Feeling wonky

“I’m feeling wonky today.” It is a common comment from a friend when I ask him how he is feeling. He’s highly educated and uses language precisely, so I suspect that despite his choice of an informal word, he is aware of its dictionary definition: “crooked, off-center, askew.” It makes sense because the side effects of the medicines with which he is being treated include problems with light-headedness and balance, as well as a tendency to become dehydrated which will produce similar symptoms.

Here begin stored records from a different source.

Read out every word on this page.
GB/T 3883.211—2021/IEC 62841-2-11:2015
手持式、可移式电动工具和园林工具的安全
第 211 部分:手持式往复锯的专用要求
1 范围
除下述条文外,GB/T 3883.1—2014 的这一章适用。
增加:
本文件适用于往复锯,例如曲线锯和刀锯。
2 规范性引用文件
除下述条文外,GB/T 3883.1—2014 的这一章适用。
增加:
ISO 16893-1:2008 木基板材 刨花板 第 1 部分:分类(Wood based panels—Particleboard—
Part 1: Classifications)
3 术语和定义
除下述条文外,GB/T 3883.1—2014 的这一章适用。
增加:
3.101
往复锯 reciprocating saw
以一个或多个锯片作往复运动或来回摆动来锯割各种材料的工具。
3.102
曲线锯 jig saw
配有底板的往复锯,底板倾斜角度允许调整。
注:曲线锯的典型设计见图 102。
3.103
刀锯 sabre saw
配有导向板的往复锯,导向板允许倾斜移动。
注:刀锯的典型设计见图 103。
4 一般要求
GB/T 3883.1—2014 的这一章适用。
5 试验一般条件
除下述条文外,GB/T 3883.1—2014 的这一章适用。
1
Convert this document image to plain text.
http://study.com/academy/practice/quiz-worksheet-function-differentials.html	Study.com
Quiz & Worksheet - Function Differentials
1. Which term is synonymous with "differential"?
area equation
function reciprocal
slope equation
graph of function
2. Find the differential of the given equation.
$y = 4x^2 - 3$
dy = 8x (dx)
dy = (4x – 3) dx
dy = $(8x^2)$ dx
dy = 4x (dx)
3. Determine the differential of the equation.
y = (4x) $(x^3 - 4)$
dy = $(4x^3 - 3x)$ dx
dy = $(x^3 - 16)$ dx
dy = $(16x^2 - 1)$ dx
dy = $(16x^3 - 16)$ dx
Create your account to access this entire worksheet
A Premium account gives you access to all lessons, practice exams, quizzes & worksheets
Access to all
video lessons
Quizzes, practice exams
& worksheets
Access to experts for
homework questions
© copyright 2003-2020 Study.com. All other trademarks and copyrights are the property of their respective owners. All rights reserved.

I’ve been meeting regularly with two men, both lightly older than myself, who are struggling with illnesses that typically have short timelines. The median survival for untreated cases of one of the diseases is about 3 1/2 months. Effective treatment of that illness can produce an extension of up to eight months. That’s still less than a year from diagnosis to death. The short timeline is daunting. But many people go well beyond the median. Some live for a few years. Less than 10% survive five years. The men with whom I visit are well aware that their life’s timeline is dramatically shortened from what they had expected. They are realistic about death. They are worried about those they will leave behind.

The blessing for my life and for the lives of their loved ones and other friends is that they are honest and vulnerable as they speak of their illness. My father was similarly honest and frank when he spoke of his coming death after his cancer diagnosis. I have always been grateful that he gave me the gift of being able to talk about what was going on with him. It reduced my fear of dying. Those who die before we do have a lot of different gifts and legacies that they leave behind. Frank talk about dying and about what it is like to face and accept one’s own death is one of those gifts.

For these particular people, as would be the case for most of us, I assume, facing death means a change in priorities. Things that used to be very important become less important. Tasks that have been put off rise to the top of the “to do” list.

One afternoon as I sat with one of my friends he lamented that his illness had taken away his appetite. He had enjoyed eating, but that seemed to no longer be a pleasure. One of the joys of his life had been tasting and sharing fine wines. Now his ability to savor that a particular pleasure was gone. It wasn’t that his life was meaningless without a glass of his favorite wine. It was just that his priorities had changed. He was learning to savor conversation and treasure moments with his friends. He had even learned to offer a glass to a friend when he didn’t share the bottle and enjoy the friend’s reaction to his once-favorite vintages.

Another friend persists in inviting me to go out to eat with him even though his appetite is not what it once was and his choice of food is most often simple. He commonly doesn’t eat much when we are together, but somehow the ritual of going out for a meal still carries some of the sense of being a treat and a gift that he can offer to a friend.

What I know is that we all are on a limited timeline. Each of us will one day die. No one gets to escape that reality. And the number of days of our lives is unknown to all of us. Even without the diagnosis of a rare or particularly untreatable disease, there are no guarantees. I’ve had the challenging task of informing loved ones of sudden and traumatic deaths often enough to know that an accident can occur when least expected. Being at the wrong place at the wrong time can be fatal. There are no guarantees. Good people die young on occasion.

On the other hand, as a pastor, I am also given the privilege of visiting with those who have lived very long lives. I’ve had conversations with those past the age of 100. I enjoy relationships with several people who are in their nineties. Their experiences and history fascinate me. I am also fascinated that some of those who have accumulated a lot of decades are more interested in asking about the future than they are in reminiscing about the past.

I’ve been wondering about my friend lately. “Feeling wonky” is the closest he has complained about his illness. I’ve asked him if he experiences any pain and he doesn’t describe any to me. It is possible that he is not experiencing pain, though we all have our aches and pains. I wonder if he will soon be using another term to describe his symptoms and how I will feel when he does. So far, I’ve drawn closer to him and learned more about who he is since his diagnosis than I had during the previous two decades and more of our relationship. I’m not even sure that I would have described him as a friend in years past even though that title seems most appropriate these days. I often use the term when talking with him: “How are your doing today, my friend?” I don’t want him to be dishonest, but I dread the day when he says, “lousy.”

The human spirit is an amazing thing. There are illnesses that leave their victims in very dark places and overwhelm them with depression and sadness and bring them to the brink of despair. There are illnesses that are as dangerous and life-threatening that somehow bring out the best in a parson’s character and they display abundant gratitude

Years ago I once fainted. It turned out that I was dehydrated and needed to receive fluids by IV in a hospital emergency room before I could recover my equilibrium. So I think that I know a little bit about what “wonky” feels like. It is not an unpleasant sensation. I hovered on the edge of consciousness without fear. I’m hoping that wonky is that way for my friend. I have him sit down and get him a glass of water and we talk.

I will forever be grateful for those conversations.